“The philosopher who leaves us no better off than we were” is a familiar enough comic figure. In some ways, he—generally he—is an excuse: a culture’s self-absolution from doing its homework. In this way he resembles “the batty feminist” or “the modern artist who paints like my kid.” All these types are, on occasion, real enough, but no more so than, say, “the contractor who takes your money, knocks down a single wall, then skips town, seemingly forever,” or “the small-business owner who drinks and yells at the TV all day.” Civilization is, on all sides, an unfulfilled promise.
In any case, I want to say, directly and unambiguously, that reading the English moral philosopher Mary Midgley, who died October 10 at the age of 99, made my life better. First of all, reading her books brings deep pleasure. She had a pellucid prose style, a quick mind, a dry wit. Watching her bring clarity and order to complex ideas was like watching a great athlete’s momentary triumph over entropy. In particular, she was a master of concision. On the value of the humanities: “We spend much of our time living out the dreams of others, a fact which makes it worthwhile to understand them.” On epistemology and emotion: “Heart and mind are not enemies or alternative tools. They are complementary aspects of a single process.” On cloning: “What would-be cloners are probably really seeking is not resemblance but identification—extension of their own egos. This is a bad basis for any relation with a child.” On the futility of efforts to reduce all problems to “practice” rather than “theory”: “Philosophy, like speaking prose, is something we have to do all our lives, well or badly, whether we notice it or not. What usually forces us to notice it is conflict.” On Descartes’s view of animals: “Animals are not machines.… Actually only machines are machines.” On kestrels: “The world in which the kestrel moves, the world that it sees, is, and always will be, entirely beyond us. That there are such worlds all around us is an essential feature of our world.”
Her writing was profound but rarely technical; she trained her sights on general problems. She credited the development of her approach in part to the dearth of men in wartime Oxford, where she did her undergraduate work alongside Philippa Foote, Elizabeth Anscombe, Iris Murdoch, and Mary Warnock:
The trouble is not, of course, men as such—men have done good enough philosophy in the past. What is wrong is a particular style of philosophising that results from encouraging a lot of clever young men to compete in winning arguments. These people then quickly build up a set of games out of simple oppositions and elaborate them until, in the end, nobody else can see what they are talking about.… It was clear that we were all more interested in understanding this deeply puzzling world than in putting each other down.

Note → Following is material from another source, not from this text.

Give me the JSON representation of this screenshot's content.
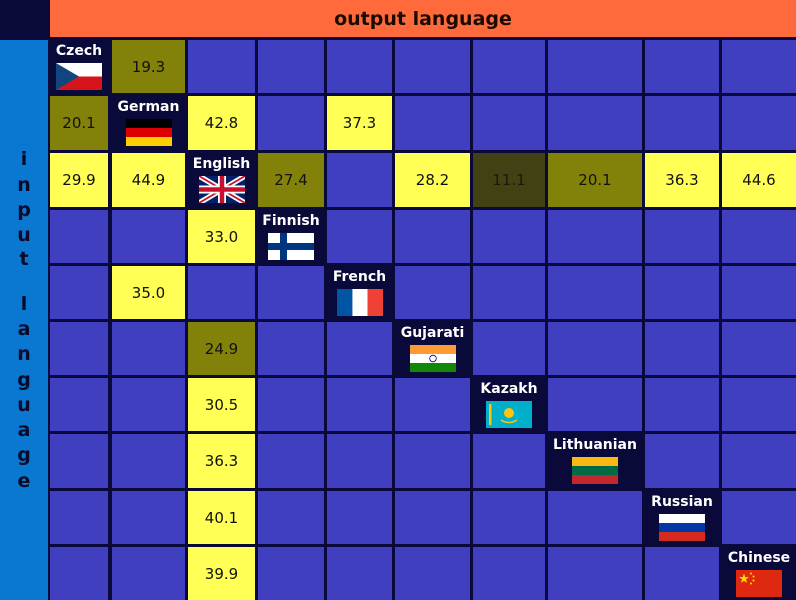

After Oxford, Midgley joined the civil service, started (but did not finish) a PhD, married and raised children with her husband, Geoff (also a philosopher), and, for decades, taught undergraduates, seeking, as Jane Heal quoted her as saying in The Guardian’s October 12 obituary, “to bring academic philosophy back into its proper connection with life, rather than letting it dwindle into a form of highbrow chess for graduate students.” Her success in doing so can be seen in a moving tribute by a former student, Giles Fraser, who wrote of her and Geoff, “Under their care, I grew up.”